Arturo raised his hands. “Enough. We can write the after-action-report after we survive the action.” That generated some chuckles. “We have at most four days before the first parts of the army get here, according to the last courier report. Tomorrow we’ll stop sending out couriers, because I don’t want to give them hostages or warnings of what we’ve got.”
“Agreed. And we need to get all the battle horses inside the walls, while the last Heritage people finish driving their livestock into the hills.” Pete had been aghast at how many animals now crowded into the city, while even more streamed west-southwest, up into the broken lands and hidden pockets of the hills. “Most of their people and valuables are already here.” There’d been enough empty housing to accommodate them, if they doubled up. The farmers brought food for at least two weeks with them, and the security people had stockpiled fodder. Sanitation could get to be a problem, notably the disposal of animal waste, but it could always be dumped into the storm-water outflows if need be, provided the flooding didn’t cause a backup. Yet another reason not to drink from any river, Pete mused.

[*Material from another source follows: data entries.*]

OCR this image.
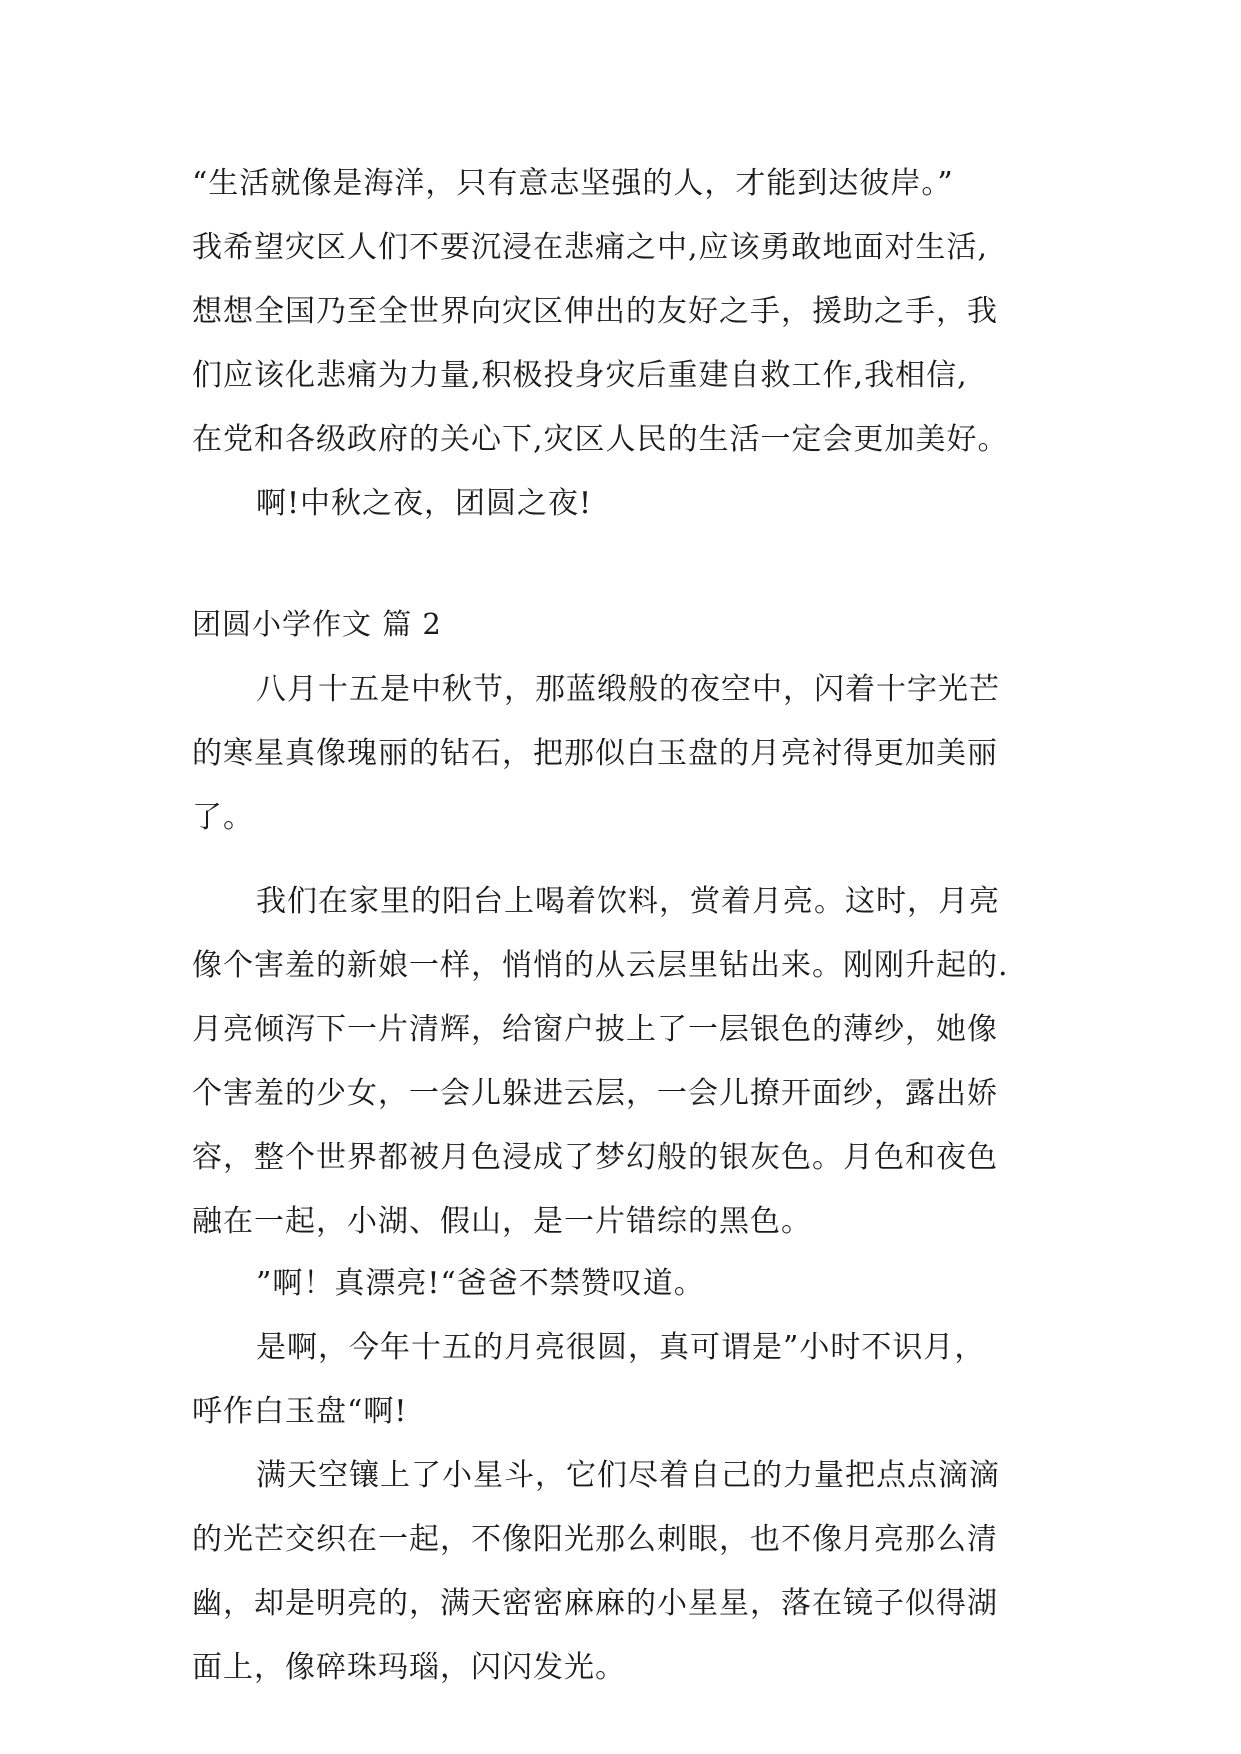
“生活就像是海洋，只有意志坚强的人，才能到达彼岸。”
我希望灾区人们不要沉浸在悲痛之中,应该勇敢地面对生活,
想想全国乃至全世界向灾区伸出的友好之手，援助之手，我
们应该化悲痛为力量,积极投身灾后重建自救工作,我相信,
在党和各级政府的关心下,灾区人民的生活一定会更加美好。
啊!中秋之夜，团圆之夜!
团圆小学作文 篇 2
八月十五是中秋节，那蓝缎般的夜空中，闪着十字光芒
的寒星真像瑰丽的钻石，把那似白玉盘的月亮衬得更加美丽
了。
我们在家里的阳台上喝着饮料，赏着月亮。这时，月亮
像个害羞的新娘一样，悄悄的从云层里钻出来。刚刚升起的.
月亮倾泻下一片清辉，给窗户披上了一层银色的薄纱，她像
个害羞的少女，一会儿躲进云层，一会儿撩开面纱，露出娇
容，整个世界都被月色浸成了梦幻般的银灰色。月色和夜色
融在一起，小湖、假山，是一片错综的黑色。
”啊！真漂亮!“爸爸不禁赞叹道。
是啊，今年十五的月亮很圆，真可谓是”小时不识月，
呼作白玉盘“啊!
满天空镶上了小星斗，它们尽着自己的力量把点点滴滴
的光芒交织在一起，不像阳光那么刺眼，也不像月亮那么清
幽，却是明亮的，满天密密麻麻的小星星，落在镜子似得湖
面上，像碎珠玛瑙，闪闪发光。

“If they stray off the high road, they’re going to make slow progress,” Martin observed. “The mud is ankle deep at least already, so those siege machines will bog. And bog badly.”
“So will their carts and any wagons or rovers. And they can’t all camp on the high road, can they?” Pete didn’t think so.
“Nope. They’ll fight over the right to. And they’ll loot the heritage farms terribly, especially the gardens and any poultry or those lagom things, the rabbit-guinea pig chimera.”